𝐖𝐨𝐮𝐥𝐝 𝐲𝐨𝐮 𝐟𝐢𝐫𝐞 𝐬𝐨𝐦𝐞𝐨𝐧𝐞 𝐟𝐨𝐫 𝐫𝐞𝐟𝐮𝐬𝐢𝐧𝐠 𝐭𝐨 𝐮𝐬𝐞 𝐀𝐈? 𝐂𝐨𝐢𝐧𝐛𝐚𝐬𝐞 𝐣𝐮𝐬𝐭 𝐝𝐢𝐝.
I've been experimenting with building small apps on Lovable for months now. The promise is compelling - rapid prototyping, visual development, ship faster. But despite huge progress in the platform, the dev process often stalls in frustrating ways.

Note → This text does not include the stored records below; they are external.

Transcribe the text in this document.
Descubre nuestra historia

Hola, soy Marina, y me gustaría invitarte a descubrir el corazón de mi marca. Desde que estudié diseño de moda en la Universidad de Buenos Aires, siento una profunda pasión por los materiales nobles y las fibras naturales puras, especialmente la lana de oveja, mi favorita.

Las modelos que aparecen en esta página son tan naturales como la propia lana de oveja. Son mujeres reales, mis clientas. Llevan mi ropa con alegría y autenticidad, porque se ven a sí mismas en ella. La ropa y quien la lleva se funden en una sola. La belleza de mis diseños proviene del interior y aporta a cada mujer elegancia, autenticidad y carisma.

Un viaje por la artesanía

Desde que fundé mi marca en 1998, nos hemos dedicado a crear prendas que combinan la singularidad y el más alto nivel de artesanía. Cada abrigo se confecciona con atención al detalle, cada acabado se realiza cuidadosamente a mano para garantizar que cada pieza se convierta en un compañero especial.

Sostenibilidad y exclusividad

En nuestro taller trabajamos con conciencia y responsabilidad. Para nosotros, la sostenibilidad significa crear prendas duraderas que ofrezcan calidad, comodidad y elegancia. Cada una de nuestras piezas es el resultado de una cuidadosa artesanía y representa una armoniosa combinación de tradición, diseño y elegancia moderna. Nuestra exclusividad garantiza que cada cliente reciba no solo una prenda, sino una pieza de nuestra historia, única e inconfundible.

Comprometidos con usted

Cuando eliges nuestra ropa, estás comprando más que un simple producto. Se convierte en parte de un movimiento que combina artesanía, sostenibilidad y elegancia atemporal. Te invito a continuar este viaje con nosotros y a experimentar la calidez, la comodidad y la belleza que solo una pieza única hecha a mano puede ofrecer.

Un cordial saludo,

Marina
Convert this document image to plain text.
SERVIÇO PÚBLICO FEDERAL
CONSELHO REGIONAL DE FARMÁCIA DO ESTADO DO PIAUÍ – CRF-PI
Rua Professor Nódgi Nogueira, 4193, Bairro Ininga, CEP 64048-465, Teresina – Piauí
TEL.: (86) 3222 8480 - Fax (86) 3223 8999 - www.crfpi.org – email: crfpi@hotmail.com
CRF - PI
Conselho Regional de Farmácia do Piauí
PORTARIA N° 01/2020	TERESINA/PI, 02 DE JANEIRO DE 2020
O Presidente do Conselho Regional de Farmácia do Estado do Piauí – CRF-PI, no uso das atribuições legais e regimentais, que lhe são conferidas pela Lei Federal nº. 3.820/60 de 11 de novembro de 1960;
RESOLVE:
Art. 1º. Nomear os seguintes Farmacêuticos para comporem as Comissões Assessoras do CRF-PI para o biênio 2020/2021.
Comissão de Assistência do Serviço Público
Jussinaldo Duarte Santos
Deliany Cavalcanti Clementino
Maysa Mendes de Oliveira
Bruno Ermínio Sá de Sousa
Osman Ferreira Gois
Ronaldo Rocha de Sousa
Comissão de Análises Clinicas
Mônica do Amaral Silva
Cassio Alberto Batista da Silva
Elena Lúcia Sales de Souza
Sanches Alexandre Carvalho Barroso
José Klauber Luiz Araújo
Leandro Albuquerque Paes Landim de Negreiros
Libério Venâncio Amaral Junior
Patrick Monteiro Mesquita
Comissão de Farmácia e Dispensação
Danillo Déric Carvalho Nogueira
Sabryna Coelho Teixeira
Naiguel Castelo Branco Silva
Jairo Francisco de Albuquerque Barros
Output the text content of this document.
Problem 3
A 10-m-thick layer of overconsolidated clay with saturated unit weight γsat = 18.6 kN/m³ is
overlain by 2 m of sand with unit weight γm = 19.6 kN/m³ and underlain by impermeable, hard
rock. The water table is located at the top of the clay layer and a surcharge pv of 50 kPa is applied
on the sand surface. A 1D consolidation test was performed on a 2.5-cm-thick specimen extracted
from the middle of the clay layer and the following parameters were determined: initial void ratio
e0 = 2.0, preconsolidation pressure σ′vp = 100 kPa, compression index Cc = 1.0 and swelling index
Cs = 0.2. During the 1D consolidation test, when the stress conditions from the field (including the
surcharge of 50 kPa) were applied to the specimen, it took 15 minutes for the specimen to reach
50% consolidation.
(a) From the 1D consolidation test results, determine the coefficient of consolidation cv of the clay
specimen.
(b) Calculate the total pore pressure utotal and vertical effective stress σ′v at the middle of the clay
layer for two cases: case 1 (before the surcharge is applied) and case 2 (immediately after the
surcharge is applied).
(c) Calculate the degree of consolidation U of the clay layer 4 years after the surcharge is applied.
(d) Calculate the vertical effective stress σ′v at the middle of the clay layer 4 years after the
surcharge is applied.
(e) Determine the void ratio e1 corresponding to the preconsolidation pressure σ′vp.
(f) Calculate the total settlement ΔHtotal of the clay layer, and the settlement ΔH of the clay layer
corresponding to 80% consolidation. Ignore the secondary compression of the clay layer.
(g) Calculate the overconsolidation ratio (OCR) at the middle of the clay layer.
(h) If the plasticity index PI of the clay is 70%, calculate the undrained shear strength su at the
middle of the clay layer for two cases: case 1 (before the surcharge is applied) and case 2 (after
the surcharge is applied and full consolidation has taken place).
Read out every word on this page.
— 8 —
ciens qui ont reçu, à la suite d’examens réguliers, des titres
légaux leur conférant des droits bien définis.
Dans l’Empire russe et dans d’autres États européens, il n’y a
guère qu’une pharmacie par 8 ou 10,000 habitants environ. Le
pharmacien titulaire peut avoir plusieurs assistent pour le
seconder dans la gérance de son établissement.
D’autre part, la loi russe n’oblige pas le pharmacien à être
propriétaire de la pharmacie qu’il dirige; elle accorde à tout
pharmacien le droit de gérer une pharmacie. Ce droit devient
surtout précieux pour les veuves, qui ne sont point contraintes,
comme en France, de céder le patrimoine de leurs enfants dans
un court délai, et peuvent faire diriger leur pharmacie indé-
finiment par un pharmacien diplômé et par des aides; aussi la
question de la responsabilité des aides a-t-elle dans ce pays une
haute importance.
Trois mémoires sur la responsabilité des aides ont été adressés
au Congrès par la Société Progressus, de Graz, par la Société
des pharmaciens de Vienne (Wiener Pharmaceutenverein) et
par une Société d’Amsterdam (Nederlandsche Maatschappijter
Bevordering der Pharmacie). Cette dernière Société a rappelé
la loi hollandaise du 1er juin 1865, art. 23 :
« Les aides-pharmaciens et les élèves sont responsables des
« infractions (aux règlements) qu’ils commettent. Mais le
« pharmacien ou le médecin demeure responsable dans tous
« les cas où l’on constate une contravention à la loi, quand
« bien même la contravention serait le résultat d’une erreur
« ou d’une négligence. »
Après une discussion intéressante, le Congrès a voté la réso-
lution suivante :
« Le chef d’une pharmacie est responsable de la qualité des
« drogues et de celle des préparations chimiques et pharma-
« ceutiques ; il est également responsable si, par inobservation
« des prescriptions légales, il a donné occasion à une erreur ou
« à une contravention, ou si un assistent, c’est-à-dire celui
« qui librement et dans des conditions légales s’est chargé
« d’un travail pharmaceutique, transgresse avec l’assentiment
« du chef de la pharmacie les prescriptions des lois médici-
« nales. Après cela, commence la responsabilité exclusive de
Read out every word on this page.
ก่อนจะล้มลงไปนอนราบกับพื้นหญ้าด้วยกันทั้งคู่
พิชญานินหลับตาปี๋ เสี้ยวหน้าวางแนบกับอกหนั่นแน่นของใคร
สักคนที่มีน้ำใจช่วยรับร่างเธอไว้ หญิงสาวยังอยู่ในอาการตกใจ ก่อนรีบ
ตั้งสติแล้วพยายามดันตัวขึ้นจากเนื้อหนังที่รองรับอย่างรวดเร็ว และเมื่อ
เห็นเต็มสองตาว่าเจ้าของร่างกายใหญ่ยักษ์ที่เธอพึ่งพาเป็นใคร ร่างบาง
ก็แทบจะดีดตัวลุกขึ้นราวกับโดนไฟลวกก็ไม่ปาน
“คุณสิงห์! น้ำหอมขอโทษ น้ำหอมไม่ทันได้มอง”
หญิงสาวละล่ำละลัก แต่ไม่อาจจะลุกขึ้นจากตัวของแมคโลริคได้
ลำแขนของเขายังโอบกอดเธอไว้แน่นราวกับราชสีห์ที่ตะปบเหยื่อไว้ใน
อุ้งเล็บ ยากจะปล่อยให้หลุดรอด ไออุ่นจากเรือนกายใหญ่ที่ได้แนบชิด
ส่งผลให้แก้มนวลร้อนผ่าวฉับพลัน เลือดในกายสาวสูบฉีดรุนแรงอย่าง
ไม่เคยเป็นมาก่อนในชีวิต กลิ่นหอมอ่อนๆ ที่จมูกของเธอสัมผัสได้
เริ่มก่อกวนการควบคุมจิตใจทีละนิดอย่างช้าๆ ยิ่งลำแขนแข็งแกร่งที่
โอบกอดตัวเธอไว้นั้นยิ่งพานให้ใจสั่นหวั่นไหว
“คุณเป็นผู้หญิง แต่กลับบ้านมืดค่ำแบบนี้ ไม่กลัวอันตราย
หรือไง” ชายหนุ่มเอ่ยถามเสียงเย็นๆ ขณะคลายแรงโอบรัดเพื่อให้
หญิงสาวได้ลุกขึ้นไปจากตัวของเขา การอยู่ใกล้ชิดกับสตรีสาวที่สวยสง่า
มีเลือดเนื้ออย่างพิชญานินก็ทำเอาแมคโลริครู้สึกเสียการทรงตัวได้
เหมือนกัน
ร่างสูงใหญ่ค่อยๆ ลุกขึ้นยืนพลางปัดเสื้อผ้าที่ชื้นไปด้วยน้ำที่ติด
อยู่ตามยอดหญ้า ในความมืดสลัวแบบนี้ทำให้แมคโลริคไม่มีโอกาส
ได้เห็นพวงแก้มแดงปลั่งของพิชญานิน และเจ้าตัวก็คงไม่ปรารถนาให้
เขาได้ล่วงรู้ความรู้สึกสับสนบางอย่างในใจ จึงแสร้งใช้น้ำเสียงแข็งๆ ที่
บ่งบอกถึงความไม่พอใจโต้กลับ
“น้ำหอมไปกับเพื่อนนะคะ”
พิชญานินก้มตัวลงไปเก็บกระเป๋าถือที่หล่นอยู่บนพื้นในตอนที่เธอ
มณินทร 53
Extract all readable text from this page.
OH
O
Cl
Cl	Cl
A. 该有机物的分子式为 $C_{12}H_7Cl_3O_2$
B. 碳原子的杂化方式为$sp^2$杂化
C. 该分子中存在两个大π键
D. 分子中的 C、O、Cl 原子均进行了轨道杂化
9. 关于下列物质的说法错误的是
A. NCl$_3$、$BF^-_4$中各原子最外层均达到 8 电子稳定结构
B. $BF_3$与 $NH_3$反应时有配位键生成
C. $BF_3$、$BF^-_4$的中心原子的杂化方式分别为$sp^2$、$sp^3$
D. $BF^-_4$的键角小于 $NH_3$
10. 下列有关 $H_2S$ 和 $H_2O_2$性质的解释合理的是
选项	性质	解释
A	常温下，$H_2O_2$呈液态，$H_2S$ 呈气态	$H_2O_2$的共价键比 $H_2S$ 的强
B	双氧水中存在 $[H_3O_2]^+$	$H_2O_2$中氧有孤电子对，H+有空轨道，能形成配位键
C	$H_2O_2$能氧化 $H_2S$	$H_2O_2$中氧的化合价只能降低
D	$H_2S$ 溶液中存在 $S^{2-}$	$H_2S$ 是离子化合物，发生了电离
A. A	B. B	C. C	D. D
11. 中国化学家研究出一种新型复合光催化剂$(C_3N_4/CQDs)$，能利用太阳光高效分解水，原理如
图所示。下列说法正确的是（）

Too much time just getting things to work.
Last week, fed up with yet another afternoon lost to tooling friction, I tried Claude Code. The difference was immediate and stark. In under an hour I built a complete app that parses financial statements, analyzes portfolio allocation, and prepares a formatted tax report.
But here's what really struck me: Claude didn't just write code snippets I had to stitch together. It built a working interface, handled edge cases, and structured the project properly - all with minimal instructions from me. The speed wasn't just faster; the accuracy was shocking. No mysterious bugs, no configuration hell, just working software.
The experience left me thinking about productivity multipliers and competitive advantages. Then I read this story about Coinbase, and everything clicked.
CEO Brian Armstrong personally told engineers across the organization:
AI development tools (GitHub Copilot, Cursor, and similar) are now standard equipment, not optional experiments.
Everyone has exactly one week to onboard and demonstrate basic proficiency.
No valid technical or business reason for non-adoption = goodbye.
Harsh? Absolutely. Clear? Even more so.
This isn't about being an AI evangelist or drinking Silicon Valley Kool-Aid. At Coinbase, AI assistance isn't a nice-to-have or a pilot program - it's the baseline expectation for how engineers work in 2025.
The rollout is systematic:
Monthly team demos showcasing real velocity improvements with AI tooling.
Clear, measurable metrics: today roughly 33% of code commits show AI assistance; the target is 50% by quarter's end.
Explicit guardrails: critical financial systems handling real money can't be "vibe-coded" - mandatory human review, testing protocols, and additional oversight for AI-generated code in sensitive areas.
What makes this story fascinating isn't just the ultimatum - it's the systematic approach to organizational change.
What Armstrong is saying "here are the tools, here's the timeline, here's how we measure success, and here are the safety rails. Now adapt or find somewhere else that moves slower."
As someone who's spent years thinking about team dynamics and competitive advantages, the leadership takeaways are impossible to ignore:
1. Minimum viable curiosity: You don't have to believe AI, but you must demonstrate baseline curiosity about tools that measurably improve team velocity. Philosophical objections don't trump measurable productivity gains.
2. Pace becomes public: Vague commitments to "explore AI" mean nothing. Measurable goals work - AI-assisted code percentage, time from feature idea to pull request, repositories of best practices that teams actually use. What gets measured gets managed.
3. Safety by default, not by accident: This isn't about moving fast and breaking things. It's about moving fast with systematic safeguards - mandatory code reviews, testing checklists, restricted AI use in critical paths without additional human oversight.
The deeper insight here is about competitive dynamics in 2025. Companies building software products are essentially in a race - who can validate ideas faster, ship features quicker, iterate more rapidly based on user feedback.
My conclusion: learning speed has become a hard skill, just as critical as understanding algorithms or system design. The developers who thrive won't necessarily be those who write the most elegant code from scratch - they'll be those who can most effectively collaborate with AI tools to ship working solutions faster.
Not experimenting with these tools is also a choice. It's just a choice that's increasingly incompatible with companies competing on velocity.